Attorneys for Parker’s family members jointly engaged with the defendants’ lawyers in mediation Feb. 9, and while they “were not far from an agreement” at that time, the parties ultimately came to terms on the settlement sometime afterward, federal court records show.
Attorneys for San Bernardino County, Sheriff John McMahon, nine deputies and a sergeant had countered the family members’ closing settlement demand delivered at mediation and the family later reduced the demand in response, according to a filing Friday in Riverside by the defendants’ attorneys.
“At this time, the defendants will appear before the San Bernardino County Board of Supervisors on March 15, 2016, or soon thereafter, to seek approval of a settlement,” the filing said. “Counsel will file an updated status report with the Court should any settlement be agreed upon or should the matter remain set for trial.”
A special closed session of the Supervisors has been scheduled for Tuesday. The agenda lists the three cases that were filed separately by Parker’s wife and children, his father, and his mother.

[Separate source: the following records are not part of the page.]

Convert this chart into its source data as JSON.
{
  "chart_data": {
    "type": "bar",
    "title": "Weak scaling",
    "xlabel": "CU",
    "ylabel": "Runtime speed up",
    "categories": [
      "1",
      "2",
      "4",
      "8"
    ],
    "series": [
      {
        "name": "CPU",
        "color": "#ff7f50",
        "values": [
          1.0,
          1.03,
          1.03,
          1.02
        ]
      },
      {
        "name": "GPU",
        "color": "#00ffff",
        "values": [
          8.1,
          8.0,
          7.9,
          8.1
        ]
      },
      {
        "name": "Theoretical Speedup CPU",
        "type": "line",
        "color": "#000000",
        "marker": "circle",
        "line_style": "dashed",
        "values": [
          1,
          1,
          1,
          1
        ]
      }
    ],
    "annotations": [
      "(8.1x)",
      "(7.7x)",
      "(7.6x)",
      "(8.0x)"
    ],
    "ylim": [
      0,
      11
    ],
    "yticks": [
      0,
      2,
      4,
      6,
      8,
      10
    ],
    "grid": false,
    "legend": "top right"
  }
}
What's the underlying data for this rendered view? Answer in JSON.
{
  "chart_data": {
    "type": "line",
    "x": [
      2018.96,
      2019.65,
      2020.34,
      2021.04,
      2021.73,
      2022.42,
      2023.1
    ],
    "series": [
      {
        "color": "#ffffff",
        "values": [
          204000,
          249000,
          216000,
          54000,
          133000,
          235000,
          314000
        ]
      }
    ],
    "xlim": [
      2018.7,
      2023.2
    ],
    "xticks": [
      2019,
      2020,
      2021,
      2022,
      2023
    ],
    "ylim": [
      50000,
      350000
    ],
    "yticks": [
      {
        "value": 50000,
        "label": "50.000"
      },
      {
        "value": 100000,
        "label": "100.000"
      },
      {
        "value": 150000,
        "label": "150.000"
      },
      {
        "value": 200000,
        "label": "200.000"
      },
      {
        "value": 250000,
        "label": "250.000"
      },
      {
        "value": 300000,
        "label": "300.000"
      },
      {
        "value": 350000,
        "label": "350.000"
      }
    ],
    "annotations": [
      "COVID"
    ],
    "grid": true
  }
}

An expected trial date for June 28 will be vacated if Supervisors indeed sign off on the settlement, a deal that had appeared to grow in likelihood since at least December. The terms agreed upon by attorneys were not immediately known.
At the crux of the three lawsuits, the common nucleus alleges that sheriff’s deputies used unnecessary force on the father of five and delayed giving him medical attention.
Parker, 36, died not long after being taken into custody as a residential burglary suspect on Aug. 12, 2014. He was combative with deputies and under the influence of phencyclidine (PCP), according to authorities and a coroner’s report.
The District Attorney’s office later concluded that deputies were justified in their use of force, outlining in a report the details of the altercation gleaned from interviews with 15 deputies or witnesses.